Most of my research reading I do in the hours I’m not writing. Another book that came to hand during this period was Silence on Monte Sole by Jack Olsen, an account of the genocide committed by the Nazis in their retreat from Italy in the face of advancing Allied Forces in 1944. It was an act of unimaginable cruelty and helped shape a minor character who we never actually meet. Immersing yourself in this kind of research can be a reward in itself. It will definitely lend your writing authenticity.


The internet can be useful as well but that comes with a caveat. Much that is on sites such as Wikipedia is not always factual. Case in point: on Wikipedia, the genocide referred to above is called the Marzabotto Massacre suggesting that this event took place in the town of Marzabotto, Italy. Details were sparse but a diligent search eventually turned up Silence on Monte Sole which gives an accurate accounting. Why make a point of this? If one of your readers happens to be a great fan of Italian Second World War history, they will be very disappointed if this event is misplaced or skimmed over carelessly. We don’t know who is going to pick up our novel. A bad review can do devastating damage, particularly to new writers. We do well to avoid a reputation of inaccuracy or laziness in research.

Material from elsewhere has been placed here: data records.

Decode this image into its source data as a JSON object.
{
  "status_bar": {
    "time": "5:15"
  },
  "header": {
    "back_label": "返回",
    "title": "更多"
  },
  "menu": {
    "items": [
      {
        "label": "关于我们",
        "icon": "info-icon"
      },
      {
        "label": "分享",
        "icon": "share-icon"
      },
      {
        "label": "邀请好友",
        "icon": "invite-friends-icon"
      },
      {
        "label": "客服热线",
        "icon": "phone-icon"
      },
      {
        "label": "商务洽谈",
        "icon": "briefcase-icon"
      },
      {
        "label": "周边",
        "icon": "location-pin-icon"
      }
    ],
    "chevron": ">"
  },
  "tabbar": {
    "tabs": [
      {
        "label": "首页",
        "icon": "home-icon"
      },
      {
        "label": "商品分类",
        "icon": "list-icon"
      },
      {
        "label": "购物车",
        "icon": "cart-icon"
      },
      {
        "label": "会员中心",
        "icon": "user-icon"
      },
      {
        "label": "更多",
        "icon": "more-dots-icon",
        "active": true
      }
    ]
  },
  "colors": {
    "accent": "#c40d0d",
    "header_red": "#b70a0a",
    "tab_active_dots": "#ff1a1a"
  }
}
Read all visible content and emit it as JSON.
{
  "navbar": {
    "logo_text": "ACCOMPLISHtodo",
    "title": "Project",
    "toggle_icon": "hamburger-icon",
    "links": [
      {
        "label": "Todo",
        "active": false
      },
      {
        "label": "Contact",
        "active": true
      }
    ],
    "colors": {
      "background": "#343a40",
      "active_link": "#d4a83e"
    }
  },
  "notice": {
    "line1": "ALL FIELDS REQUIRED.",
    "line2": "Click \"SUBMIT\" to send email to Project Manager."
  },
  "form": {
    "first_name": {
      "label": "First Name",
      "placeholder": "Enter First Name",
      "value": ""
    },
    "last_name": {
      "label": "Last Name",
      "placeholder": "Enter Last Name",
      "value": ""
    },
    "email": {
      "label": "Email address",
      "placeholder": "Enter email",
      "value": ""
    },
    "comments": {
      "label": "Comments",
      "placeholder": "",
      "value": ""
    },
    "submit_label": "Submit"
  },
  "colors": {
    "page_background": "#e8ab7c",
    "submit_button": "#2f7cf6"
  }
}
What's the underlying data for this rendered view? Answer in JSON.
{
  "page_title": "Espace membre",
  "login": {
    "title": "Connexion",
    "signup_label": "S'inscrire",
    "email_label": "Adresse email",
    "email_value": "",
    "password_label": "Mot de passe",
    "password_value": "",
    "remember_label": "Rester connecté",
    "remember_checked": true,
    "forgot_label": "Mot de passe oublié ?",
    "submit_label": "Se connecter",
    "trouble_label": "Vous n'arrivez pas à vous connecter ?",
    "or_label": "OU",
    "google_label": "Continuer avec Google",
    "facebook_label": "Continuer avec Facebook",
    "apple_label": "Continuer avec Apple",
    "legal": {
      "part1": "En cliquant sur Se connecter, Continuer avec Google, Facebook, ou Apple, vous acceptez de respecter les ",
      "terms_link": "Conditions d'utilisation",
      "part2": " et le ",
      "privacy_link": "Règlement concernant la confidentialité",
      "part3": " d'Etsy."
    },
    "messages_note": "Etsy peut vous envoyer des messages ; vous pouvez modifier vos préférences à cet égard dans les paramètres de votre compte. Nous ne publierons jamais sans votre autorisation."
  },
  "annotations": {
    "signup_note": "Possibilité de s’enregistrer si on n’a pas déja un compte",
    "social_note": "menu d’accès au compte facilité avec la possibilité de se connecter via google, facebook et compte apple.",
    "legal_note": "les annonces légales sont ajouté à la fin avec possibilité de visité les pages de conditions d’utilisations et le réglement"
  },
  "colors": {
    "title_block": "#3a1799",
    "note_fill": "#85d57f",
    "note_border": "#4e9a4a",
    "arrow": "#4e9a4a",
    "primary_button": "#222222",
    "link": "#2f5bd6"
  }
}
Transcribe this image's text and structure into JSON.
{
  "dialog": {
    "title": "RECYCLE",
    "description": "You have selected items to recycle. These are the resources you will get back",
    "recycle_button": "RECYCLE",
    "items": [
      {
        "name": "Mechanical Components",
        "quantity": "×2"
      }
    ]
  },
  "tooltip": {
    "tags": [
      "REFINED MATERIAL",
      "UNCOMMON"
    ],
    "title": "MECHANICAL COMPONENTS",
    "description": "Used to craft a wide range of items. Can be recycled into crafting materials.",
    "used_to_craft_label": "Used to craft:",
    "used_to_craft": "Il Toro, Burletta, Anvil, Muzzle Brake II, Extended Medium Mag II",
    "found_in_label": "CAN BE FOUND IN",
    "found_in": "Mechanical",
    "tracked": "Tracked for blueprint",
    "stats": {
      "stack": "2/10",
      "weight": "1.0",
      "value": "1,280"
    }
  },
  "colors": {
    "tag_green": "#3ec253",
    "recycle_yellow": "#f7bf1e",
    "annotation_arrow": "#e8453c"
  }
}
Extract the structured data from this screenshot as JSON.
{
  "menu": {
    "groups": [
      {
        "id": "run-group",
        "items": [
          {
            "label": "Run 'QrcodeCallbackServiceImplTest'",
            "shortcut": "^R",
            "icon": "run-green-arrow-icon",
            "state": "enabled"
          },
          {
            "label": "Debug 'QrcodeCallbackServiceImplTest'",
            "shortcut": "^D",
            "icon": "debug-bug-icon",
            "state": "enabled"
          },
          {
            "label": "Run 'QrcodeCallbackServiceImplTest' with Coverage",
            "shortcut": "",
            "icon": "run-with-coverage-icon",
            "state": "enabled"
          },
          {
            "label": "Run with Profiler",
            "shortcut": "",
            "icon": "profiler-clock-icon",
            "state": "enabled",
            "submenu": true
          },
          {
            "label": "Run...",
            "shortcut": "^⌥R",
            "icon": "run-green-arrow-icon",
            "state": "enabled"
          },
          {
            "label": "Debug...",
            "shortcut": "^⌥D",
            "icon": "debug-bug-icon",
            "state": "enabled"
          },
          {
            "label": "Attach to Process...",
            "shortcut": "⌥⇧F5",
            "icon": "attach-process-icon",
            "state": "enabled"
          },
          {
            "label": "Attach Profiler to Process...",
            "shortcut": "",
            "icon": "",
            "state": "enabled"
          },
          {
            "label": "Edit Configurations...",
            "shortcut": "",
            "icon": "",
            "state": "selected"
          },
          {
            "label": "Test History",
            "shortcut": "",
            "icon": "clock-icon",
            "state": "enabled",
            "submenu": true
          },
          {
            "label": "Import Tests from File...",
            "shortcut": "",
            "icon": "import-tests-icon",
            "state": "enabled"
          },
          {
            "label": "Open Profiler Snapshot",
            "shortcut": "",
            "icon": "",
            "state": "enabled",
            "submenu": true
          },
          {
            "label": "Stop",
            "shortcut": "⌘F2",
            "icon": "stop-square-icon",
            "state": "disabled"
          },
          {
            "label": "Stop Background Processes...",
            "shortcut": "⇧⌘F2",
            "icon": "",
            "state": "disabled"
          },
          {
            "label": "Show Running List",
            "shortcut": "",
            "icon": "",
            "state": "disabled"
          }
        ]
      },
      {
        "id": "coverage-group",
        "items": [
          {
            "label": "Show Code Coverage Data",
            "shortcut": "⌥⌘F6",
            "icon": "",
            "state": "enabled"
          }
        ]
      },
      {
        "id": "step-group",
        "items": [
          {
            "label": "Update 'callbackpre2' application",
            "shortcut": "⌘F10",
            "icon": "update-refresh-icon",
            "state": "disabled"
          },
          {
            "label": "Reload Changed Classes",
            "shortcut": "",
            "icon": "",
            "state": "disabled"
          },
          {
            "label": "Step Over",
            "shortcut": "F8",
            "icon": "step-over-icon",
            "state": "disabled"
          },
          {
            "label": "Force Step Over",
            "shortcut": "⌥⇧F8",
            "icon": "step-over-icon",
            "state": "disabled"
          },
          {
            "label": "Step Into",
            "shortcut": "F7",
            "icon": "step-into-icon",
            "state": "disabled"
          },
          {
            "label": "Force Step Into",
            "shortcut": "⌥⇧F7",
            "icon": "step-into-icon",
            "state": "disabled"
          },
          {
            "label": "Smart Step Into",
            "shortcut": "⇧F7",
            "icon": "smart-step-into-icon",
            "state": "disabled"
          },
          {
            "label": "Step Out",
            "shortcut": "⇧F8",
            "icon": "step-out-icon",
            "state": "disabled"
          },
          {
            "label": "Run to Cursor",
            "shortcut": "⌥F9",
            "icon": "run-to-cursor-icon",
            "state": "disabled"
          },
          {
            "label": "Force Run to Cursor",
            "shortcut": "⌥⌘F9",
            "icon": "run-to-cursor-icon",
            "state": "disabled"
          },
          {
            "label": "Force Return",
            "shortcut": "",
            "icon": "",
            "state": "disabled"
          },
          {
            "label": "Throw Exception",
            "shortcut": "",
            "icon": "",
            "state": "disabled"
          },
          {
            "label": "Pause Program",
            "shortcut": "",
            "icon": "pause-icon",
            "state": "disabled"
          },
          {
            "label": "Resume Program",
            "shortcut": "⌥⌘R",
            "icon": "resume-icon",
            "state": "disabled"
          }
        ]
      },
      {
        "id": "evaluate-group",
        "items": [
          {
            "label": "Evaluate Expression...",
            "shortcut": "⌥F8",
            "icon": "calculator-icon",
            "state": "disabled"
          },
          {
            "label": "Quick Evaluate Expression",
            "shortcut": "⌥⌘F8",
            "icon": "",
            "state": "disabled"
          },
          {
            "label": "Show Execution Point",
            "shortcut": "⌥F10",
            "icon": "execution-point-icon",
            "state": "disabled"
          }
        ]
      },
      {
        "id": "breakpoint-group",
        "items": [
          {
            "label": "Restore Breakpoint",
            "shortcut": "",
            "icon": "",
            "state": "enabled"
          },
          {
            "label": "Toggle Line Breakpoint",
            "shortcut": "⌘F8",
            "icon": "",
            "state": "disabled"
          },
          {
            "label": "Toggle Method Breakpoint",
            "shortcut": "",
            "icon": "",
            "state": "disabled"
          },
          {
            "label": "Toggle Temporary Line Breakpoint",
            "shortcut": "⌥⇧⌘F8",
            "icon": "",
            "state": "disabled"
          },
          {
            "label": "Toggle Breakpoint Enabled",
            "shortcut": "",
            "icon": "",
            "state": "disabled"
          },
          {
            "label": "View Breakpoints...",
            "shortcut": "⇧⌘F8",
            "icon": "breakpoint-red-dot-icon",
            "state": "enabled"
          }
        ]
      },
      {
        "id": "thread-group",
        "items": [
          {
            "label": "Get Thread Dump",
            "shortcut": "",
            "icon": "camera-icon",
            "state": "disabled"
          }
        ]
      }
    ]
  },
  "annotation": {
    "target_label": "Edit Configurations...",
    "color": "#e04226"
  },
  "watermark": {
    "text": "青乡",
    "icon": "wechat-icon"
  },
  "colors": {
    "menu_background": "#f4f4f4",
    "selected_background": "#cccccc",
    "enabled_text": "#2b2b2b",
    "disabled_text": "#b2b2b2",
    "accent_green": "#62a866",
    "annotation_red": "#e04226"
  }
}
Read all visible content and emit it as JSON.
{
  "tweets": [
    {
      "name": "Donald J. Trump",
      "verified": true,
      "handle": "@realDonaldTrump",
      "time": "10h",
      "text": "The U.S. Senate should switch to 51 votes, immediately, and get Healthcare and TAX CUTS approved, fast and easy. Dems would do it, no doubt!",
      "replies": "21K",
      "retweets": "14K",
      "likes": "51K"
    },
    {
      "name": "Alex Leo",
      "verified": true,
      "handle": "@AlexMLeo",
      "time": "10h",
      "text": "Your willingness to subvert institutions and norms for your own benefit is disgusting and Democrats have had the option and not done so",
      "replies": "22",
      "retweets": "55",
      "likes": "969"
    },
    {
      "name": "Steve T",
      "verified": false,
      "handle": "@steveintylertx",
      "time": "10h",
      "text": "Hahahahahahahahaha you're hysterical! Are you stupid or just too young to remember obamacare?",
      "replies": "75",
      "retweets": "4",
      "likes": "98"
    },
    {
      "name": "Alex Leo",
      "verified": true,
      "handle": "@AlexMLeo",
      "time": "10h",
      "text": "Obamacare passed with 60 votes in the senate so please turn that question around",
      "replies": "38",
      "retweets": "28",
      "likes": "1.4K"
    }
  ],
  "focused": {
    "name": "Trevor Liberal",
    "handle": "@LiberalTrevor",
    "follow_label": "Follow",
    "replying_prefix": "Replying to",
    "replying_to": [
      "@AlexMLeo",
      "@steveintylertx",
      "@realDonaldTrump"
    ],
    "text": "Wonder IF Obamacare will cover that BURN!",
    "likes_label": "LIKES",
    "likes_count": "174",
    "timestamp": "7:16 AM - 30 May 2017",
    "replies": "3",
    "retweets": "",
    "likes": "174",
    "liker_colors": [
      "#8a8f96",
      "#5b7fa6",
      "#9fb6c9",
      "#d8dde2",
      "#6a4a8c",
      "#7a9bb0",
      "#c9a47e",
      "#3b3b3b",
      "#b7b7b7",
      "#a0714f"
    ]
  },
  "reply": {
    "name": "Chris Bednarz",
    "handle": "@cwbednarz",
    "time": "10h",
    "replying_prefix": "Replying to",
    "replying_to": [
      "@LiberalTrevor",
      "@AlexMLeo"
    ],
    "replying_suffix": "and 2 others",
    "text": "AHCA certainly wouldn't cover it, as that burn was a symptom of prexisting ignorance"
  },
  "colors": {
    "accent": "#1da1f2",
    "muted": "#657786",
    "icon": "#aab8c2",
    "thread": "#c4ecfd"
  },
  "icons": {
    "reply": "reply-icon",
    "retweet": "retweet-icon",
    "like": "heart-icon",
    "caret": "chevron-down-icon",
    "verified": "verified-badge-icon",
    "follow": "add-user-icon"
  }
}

Drawing on our own experience can also enrich your story. Do you love music, art, cooking, spelunking? Music is a theme that runs throughout my novel. Although I drew on my own love of it, I also assiduously researched each title/artist to make sure I had it right. My short story, Time Signature, began with contemplating my piano bench. What could be developed from that? Well, an elderly man residing in a home for the aged who has given up on himself. But his granddaughter hasn’t. She convinces him to play again, to claim the life of a musician he’s forsaken. In preparation for writing this story, I learned a lot about the big band era which was before my time.


Simple things can create an atmosphere of authenticity. While in Florence several years ago, I took photographs of restaurant menus. These came in very handy for scenes in restaurants or cafes. Treat your experiences as research even if you don’t have a specific project in mind. These can sit on a back burner somewhere then pop into our minds at crucial moments.


Another useful source is guidebooks containing maps, photos, restaurant guides, and listings of places to see. They’re great to refresh your memory of a place you’ve been and want to write about.


So don’t be reluctant to do the leg work. It will pay off not just in authenticity in your writing but also enrich your general knowledge. Who knows what spark will ignite the next story?